Washington: The United States on Monday (local time) said that a 16-year-old boy from Guatemala died at a Border Patrol station in southern Texas, becoming the fifth death of migrant child since December last year.
In a statement, US Customs and Border Protection (CBP) said the Border Patrol apprehended the teenager in Rio Grande Valley on May 13. The CBP said the teenager was found unresponsive on Monday morning during a welfare check, Al Jazeera reported.
The agency did not state why the teenager was detained for a week but said he was “due for placement” in a facility for youth operated by the US Department of Health and Human Services.
The incident happened less than a week following the death of a two-year-old child after he and his mother were detained by the Border Patrol.
According to the US and Guatemalan authorities, the small child died after several weeks in the hospital. Officials, at that time, were quoted as saying that the boy was suffering from very high fever and difficulty in breathing, and was later diagnosed with pneumonia at a children’s hospital.
“Four in six months is a clear pattern of willful, callous disregard for children’s lives,” Jess Morales Rocketto, chair of the advocacy group ‘Families Belong Together’ told Al Jazeera.
All five children who lost their lives after being apprehended by the Border Patrol so far were from Guatemala, a Latin American nation ravaged by organised crime and extortion, poverty, rampant corruption, and political turmoil.
More than 114,000 people from Guatemala have been apprehended by the Border Patrol between October and April.

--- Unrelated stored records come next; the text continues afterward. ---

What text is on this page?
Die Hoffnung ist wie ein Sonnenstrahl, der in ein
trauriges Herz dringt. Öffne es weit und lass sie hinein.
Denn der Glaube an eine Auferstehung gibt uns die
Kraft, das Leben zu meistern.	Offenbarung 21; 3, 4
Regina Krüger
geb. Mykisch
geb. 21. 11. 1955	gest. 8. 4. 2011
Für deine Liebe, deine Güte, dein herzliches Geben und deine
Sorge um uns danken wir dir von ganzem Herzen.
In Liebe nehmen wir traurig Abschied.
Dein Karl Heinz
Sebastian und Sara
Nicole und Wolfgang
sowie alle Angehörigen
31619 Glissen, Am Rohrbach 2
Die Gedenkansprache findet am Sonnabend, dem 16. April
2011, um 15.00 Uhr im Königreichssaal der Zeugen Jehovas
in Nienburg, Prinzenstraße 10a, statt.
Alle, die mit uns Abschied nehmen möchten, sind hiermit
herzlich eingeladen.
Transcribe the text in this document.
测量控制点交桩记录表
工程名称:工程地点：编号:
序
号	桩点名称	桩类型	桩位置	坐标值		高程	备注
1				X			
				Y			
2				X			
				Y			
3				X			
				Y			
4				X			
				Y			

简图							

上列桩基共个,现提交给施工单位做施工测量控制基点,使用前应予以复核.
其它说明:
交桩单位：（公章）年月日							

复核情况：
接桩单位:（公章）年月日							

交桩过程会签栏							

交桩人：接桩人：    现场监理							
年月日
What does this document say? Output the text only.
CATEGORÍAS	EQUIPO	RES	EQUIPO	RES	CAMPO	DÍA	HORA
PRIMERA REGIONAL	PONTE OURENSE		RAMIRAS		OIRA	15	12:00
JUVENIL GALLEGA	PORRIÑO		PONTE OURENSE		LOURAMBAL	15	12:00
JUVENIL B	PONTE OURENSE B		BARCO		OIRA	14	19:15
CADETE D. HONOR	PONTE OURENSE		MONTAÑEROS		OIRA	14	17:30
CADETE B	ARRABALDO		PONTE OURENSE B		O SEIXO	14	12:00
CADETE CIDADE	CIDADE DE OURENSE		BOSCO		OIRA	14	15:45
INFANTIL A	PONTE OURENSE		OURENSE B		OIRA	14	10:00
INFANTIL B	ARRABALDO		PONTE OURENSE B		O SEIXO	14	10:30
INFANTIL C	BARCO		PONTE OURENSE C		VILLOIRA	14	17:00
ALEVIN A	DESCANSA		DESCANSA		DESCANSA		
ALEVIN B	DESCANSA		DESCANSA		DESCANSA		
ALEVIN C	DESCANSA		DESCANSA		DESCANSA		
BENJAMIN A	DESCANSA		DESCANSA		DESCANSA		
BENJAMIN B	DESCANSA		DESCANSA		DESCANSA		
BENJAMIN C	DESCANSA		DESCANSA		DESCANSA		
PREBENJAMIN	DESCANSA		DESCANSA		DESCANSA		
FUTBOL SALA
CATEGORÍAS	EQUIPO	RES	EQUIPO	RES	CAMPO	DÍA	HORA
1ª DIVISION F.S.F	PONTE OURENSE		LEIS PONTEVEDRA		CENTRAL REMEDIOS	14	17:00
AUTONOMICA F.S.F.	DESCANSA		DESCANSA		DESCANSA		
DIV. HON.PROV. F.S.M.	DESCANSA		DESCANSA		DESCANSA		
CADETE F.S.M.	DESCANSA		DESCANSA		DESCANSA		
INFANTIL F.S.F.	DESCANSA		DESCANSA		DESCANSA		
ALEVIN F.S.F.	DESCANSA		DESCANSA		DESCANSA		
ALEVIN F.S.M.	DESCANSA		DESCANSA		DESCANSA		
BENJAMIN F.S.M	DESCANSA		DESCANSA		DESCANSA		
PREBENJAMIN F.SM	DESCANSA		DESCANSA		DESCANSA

In early in December last year, a seven-year-old Jakelin Caal Maquin died of a bacterial infection under the US custody at the border.
An eight-year-old Felipe Gomez Alonzo died on the Christmas Eve of a flu infection. He had been detained with his father for a week before falling sick.
After Gomez Alonzo’s death, the Department of Homeland Security announced it would expand medical checks and ensure that all children in Border Patrol custody would receive “a more thorough hands-on assessment at the earliest possible time.”
Juan de Leon Gutierrez, 16, died on April 30 after officials noticed that he was sick at a youth detention facility operated by US Department of Health and Human Services.
The medical examiner in Corpus Christi, Texas, said Juan had been diagnosed with a rare condition known as Pott’s puffy tumour, which can be caused by a severe sinus infection or head trauma.
President Donald Trump’s administration has for months warned that the US immigration system was at a “breaking point.” The administration has asked for USD 4.5 billion in emergency humanitarian funding and urged Congress to change laws that would allow agencies to detain families longer and deport them more quickly.